Bu, Dead Rising 2 ve 3’te tekrarlanan ve şükürler olsun ki büyük ölçüde geliştirilen bir özelliktir, bu da serideki nostaljik dönüşlerimin çoğunlukla bu ikisiyle sınırlı olduğu (ve belki de her Aralık ayında Dead Rising 4’te biraz uğraştığım) anlamına geliyor. Gerçekten de güvenilmez yapay zeka dostlarından bu kadar çok etkilenen tek oyun ilkidir. Serinin sonraki oyunlarında müttefikler, ilk oyunun kurtulanlarının yapamadığı şekillerde zombilerden etkili bir şekilde kaçabilir ve onlara karşı savaşabilir. Frank orduların arasında yüzerken, yeni bulduğu arkadaşları orijinalde onların içinde boğulurdu. Belki de bu yüzden Frank, birkaç oynanabilir karakter daha olmasına rağmen her zaman serinin ana karakteri olarak görülmüştür; oyuncular onun ayakkabılarında en çok acıyı çekmiştir.

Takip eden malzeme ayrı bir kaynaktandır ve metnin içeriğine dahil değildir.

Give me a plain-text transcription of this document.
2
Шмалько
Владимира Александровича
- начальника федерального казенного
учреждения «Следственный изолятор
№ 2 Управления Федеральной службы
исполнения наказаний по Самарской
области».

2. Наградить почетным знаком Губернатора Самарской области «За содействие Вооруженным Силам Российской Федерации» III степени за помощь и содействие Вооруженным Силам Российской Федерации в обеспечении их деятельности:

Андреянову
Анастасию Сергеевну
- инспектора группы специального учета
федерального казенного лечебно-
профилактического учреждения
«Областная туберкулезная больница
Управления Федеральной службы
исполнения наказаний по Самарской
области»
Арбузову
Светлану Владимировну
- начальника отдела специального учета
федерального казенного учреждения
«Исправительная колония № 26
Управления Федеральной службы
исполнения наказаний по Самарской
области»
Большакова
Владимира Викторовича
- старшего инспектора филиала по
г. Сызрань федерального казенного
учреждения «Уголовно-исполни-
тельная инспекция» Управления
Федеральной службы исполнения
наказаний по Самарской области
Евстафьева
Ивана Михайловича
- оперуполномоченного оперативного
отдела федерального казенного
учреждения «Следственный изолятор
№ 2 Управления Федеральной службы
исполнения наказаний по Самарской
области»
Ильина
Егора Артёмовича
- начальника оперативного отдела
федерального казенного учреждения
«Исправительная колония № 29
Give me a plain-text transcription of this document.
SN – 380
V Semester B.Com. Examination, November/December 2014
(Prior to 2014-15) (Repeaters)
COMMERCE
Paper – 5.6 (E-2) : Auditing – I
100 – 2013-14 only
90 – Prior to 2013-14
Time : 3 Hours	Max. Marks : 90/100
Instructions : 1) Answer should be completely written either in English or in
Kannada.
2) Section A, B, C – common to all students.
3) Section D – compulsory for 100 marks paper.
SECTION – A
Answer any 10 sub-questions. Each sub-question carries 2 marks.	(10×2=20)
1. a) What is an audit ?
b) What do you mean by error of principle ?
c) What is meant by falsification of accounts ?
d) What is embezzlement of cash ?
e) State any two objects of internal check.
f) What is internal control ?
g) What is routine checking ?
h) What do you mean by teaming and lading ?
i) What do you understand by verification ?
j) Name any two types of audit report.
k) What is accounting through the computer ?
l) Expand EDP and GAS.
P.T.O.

Yakın zamanda açıklanan Dead Rising Deluxe Remaster (sanki daha çok Crash Bandicoot N. Sane Trilogy tarzı bir yeniden yapım gibi görünüyor) orijinal oyunun bu yönünü düzeltme şansına sahip olmakla kalmıyor, aynı zamanda sorumluluğu da taşıyor. Fragman bize proje hakkında pek bir şey söylemiyor ancak Frank için yeni bir seslendirme sanatçısının olması gibi birkaç sonuca varabiliriz. Bu, bu projenin, neredeyse on yıl önce zaten bir remaster’ı olan Dead Rising’in yeni bir remaster’ından daha fazlası olduğunun sinyalini veriyor.
Bu yüzden şimdilik Dead Rising Deluxe Remaster’ın Frank’in neredeyse 20 yıldır umutsuzca ihtiyaç duyduğu makyaj olabileceği konusunda ihtiyatlı bir şekilde umutluyum. Son zamanlarda remake ve remaster’larla harika işler çıkaran Capcom’un bunu anladığını ve geliştirme alanı olarak üretimde buna vurgu yaptığını düşünmek isterim. Müttefikler hâlâ rutin olarak zombi dişlerine doğru yürüyorlarsa, bu oyunu tekrar oynamayı hak etmek için yeni bir kat boya yeterli olmayacaktır.